Two European Union Parliament committees voted on March 31 to forward proposed legislation that would remove all privacy from cryptocurrency transactions. But the industry believes that this move would hinder innovation and infringe on people’s privacy.
With 93 votes in favour and 14 abstentions, the Committee on Economic and Monetary Affairs (ECON) and the Committee on Civil Liberties (LIBE) voted to adopt draft legislation aimed at reducing crime.
The proposals aim to extend anti-money laundering (AML) requirements that apply to traditional payments of more than EUR 1,000 ($1,114) to the crypto sector.
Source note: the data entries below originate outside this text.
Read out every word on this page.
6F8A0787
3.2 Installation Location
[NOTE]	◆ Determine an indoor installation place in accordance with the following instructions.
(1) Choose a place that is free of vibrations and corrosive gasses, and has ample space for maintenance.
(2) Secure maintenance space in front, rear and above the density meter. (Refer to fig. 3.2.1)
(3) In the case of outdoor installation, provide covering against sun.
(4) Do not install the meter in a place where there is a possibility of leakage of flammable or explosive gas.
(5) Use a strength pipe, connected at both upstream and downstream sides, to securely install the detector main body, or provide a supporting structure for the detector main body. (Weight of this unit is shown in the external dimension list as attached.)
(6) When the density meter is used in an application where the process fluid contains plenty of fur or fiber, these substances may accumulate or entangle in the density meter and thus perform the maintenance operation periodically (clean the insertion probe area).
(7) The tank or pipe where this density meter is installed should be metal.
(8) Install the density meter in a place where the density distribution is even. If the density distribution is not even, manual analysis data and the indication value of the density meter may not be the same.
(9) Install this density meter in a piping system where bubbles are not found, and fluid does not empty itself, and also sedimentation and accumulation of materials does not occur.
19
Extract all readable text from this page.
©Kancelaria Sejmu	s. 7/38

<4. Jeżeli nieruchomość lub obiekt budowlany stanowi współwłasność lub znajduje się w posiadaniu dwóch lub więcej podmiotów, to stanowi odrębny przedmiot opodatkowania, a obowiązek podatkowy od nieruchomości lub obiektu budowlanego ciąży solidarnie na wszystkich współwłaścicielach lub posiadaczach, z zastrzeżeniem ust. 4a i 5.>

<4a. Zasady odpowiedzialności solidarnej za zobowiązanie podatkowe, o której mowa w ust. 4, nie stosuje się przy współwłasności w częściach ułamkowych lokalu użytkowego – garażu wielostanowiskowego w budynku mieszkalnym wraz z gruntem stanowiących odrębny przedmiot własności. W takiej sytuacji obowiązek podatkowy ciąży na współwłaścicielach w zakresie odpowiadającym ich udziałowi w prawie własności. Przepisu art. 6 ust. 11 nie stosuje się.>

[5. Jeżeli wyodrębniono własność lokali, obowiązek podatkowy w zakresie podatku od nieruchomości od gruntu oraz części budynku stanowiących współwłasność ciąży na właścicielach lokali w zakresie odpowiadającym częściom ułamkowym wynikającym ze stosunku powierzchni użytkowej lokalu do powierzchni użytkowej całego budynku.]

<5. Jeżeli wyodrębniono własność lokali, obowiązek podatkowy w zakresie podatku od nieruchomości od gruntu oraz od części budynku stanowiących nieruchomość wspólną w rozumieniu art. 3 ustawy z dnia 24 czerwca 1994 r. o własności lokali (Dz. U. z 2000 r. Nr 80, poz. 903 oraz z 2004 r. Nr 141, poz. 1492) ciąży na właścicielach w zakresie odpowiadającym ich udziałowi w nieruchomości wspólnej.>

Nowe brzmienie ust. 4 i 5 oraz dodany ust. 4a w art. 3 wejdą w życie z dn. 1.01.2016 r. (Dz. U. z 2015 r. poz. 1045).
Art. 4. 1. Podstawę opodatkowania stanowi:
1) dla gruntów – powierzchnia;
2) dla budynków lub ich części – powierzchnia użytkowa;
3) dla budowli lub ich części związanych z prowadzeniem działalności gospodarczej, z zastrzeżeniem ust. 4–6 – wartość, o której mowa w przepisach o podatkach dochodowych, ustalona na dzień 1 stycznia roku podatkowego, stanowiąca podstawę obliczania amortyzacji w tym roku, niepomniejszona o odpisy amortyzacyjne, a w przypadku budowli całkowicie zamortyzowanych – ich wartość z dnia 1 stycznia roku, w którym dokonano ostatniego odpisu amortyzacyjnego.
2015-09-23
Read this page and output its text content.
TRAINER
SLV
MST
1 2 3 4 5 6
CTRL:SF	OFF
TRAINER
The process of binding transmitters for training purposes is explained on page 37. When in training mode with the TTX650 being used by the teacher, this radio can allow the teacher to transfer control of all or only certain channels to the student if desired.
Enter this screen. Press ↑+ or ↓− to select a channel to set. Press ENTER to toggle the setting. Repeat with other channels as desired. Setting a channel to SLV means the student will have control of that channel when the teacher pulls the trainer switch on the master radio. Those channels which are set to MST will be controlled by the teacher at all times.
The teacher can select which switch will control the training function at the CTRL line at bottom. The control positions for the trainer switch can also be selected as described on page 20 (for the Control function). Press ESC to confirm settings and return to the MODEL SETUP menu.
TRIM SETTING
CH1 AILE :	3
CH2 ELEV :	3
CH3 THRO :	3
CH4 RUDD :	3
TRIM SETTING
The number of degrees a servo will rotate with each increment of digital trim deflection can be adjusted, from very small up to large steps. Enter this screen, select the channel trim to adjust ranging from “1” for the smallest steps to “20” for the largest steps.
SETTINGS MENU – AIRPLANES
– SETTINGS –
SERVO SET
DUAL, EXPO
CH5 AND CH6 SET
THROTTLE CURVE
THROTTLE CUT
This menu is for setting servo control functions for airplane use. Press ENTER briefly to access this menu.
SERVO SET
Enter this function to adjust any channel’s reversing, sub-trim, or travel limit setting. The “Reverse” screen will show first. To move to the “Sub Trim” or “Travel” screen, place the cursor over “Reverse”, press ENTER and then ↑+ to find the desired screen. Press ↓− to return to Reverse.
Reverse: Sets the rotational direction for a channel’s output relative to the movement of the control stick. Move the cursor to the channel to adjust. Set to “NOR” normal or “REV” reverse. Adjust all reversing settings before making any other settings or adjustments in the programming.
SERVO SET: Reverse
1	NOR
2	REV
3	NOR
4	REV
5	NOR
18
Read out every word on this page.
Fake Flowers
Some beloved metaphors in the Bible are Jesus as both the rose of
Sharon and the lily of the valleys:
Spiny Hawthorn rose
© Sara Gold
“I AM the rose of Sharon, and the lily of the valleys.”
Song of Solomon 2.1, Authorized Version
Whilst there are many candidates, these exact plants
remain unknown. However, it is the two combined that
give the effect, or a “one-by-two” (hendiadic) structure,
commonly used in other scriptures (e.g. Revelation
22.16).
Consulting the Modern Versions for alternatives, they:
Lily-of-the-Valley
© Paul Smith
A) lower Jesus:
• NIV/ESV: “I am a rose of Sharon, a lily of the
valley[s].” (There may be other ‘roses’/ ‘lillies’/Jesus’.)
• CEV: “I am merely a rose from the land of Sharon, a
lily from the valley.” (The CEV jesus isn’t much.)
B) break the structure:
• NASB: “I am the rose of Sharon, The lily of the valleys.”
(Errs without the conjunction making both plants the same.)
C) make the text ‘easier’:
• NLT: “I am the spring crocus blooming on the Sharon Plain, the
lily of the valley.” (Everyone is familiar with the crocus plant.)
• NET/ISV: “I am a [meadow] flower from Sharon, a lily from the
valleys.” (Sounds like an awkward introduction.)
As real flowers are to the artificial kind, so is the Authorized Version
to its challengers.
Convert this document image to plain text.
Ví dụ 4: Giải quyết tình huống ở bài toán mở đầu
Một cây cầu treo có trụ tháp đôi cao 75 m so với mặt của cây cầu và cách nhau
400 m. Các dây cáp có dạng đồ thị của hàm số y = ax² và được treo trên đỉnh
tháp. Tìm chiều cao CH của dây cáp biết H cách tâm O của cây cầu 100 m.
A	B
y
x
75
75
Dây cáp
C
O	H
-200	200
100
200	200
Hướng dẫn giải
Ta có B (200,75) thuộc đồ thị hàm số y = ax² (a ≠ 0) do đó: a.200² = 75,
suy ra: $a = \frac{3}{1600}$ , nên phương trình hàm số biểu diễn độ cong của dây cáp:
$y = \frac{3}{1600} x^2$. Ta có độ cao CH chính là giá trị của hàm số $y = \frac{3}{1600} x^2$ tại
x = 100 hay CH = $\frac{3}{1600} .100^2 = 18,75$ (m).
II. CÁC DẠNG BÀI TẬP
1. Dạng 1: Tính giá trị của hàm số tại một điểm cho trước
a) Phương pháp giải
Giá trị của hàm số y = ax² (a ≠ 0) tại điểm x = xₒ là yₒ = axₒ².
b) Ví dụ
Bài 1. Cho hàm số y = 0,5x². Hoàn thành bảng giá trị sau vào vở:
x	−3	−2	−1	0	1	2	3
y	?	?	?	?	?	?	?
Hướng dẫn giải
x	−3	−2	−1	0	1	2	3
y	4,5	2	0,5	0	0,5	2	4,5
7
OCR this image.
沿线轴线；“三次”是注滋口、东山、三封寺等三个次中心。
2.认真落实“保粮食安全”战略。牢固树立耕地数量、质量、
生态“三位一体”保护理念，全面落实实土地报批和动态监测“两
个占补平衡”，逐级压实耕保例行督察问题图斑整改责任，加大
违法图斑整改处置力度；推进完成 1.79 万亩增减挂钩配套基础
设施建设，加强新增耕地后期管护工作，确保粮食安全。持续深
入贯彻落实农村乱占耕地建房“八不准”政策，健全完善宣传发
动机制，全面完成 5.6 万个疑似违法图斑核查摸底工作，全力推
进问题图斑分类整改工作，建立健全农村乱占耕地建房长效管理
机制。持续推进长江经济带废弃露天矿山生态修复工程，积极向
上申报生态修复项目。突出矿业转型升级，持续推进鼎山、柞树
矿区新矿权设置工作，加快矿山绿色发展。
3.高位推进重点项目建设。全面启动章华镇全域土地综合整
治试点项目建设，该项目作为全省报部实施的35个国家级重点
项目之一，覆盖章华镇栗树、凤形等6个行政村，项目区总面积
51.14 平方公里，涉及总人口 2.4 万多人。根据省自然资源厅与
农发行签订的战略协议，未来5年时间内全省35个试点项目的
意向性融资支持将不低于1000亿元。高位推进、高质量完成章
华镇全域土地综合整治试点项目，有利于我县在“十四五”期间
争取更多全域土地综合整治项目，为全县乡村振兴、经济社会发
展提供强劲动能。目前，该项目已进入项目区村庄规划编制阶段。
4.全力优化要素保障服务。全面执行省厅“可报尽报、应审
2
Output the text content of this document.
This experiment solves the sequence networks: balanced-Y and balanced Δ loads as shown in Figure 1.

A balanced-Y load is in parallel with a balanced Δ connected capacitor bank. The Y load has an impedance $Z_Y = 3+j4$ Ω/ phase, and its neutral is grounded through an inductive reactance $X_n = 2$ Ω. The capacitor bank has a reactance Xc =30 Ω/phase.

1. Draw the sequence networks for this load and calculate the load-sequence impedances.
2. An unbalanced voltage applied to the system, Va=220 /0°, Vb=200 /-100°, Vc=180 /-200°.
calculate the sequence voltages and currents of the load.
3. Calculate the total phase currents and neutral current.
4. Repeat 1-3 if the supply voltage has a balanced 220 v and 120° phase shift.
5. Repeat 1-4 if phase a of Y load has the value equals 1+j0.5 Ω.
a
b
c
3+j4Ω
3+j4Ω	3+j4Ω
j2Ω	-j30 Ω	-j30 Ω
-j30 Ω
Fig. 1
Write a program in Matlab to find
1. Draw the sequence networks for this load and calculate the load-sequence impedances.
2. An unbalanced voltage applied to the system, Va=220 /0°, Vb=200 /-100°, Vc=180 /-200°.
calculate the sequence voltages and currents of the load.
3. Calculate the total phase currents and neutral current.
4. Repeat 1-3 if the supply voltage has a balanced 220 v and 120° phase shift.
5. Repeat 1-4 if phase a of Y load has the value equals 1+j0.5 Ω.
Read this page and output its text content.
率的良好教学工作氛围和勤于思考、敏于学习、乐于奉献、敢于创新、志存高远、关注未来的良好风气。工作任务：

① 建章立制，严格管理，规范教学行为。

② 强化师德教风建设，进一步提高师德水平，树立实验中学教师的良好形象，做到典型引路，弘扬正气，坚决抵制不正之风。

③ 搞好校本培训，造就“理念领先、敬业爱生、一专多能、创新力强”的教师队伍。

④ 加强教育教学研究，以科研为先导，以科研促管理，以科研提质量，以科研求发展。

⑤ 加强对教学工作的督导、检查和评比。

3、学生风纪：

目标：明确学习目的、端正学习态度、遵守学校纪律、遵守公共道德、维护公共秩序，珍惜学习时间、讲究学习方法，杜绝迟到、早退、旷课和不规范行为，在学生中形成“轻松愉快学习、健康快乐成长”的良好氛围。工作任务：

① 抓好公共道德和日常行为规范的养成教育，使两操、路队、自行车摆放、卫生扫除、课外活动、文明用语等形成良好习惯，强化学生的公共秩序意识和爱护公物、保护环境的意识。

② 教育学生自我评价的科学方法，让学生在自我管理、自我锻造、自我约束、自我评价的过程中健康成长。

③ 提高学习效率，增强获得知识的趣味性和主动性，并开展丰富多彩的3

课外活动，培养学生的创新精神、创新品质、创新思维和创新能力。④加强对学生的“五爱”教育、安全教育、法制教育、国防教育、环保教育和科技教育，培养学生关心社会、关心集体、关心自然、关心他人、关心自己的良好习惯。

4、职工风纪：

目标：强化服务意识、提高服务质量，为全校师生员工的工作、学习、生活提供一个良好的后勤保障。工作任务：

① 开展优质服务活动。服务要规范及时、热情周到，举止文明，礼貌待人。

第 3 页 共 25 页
They also raise the bar for crypto payments, requiring payers and recipients of even the smallest crypto transactions to be identified, including those involving unhosted or self-hosted wallets. Further measures under consideration could cut off unregulated crypto exchanges from the traditional financial system.
In December the authorities said that they wanted to eliminate the EUR 1,000 threshold for cryptocurrency, citing the ease with which digital payments can circumvent the limit, and include private wallets that are not operated by regulated crypto asset providers.
However, many of the more contentious changes were opposed by members of the centre-right European People’s Party (EPP), who condemned what they called a “de facto ban on self-hosted wallets".
A separate legal proposal presented on March 31 would prohibit transfers to “non-compliant" crypto service providers, such as those operating in the EU without authorisation or those not linked with or based in any state.
“Under the new requirements agreed by MEPs, all transfers of crypto-assets will have to include information on the source of the asset and its beneficiary, information that is to be made available to the competent authorities," reads a statement the European Parliament released on its website.
Despite opposition from significant sector players such as Coinbase and legal experts who cautioned that unduly harsh privacy violations could face legal challenges in EU courts, the vote passed.
According to the new legislation, Coinbase would have to disclose to the authorities any time a customer acquired more than EUR 1,000 in crypto via a self-hosted wallet, according to the exchange’s CEO Brian Armstrong.
He wrote in a tweet: “Moreover, any time you receive 1,000 euros or more in crypto from a self-hosted wallet, Coinbase will be required to report you to the authorities. This applies even if there is no indication of suspicious activity.”
On the other hand, one of the bill’s supporters stated that traceability is critical.
As reported, Ernest Urtasun, co-rapporteur for the ECON said in a statement, “As illustrated by all the recent money-laundering scandals, from the Panama Papers to the Pandora Papers, criminals thrive where rules allowing for confidentiality allow for secrecy and anonymity."
Members of Parliament will negotiate the final legislative language with member governments. The measure is expected to be voted on by the European Parliament in April this year.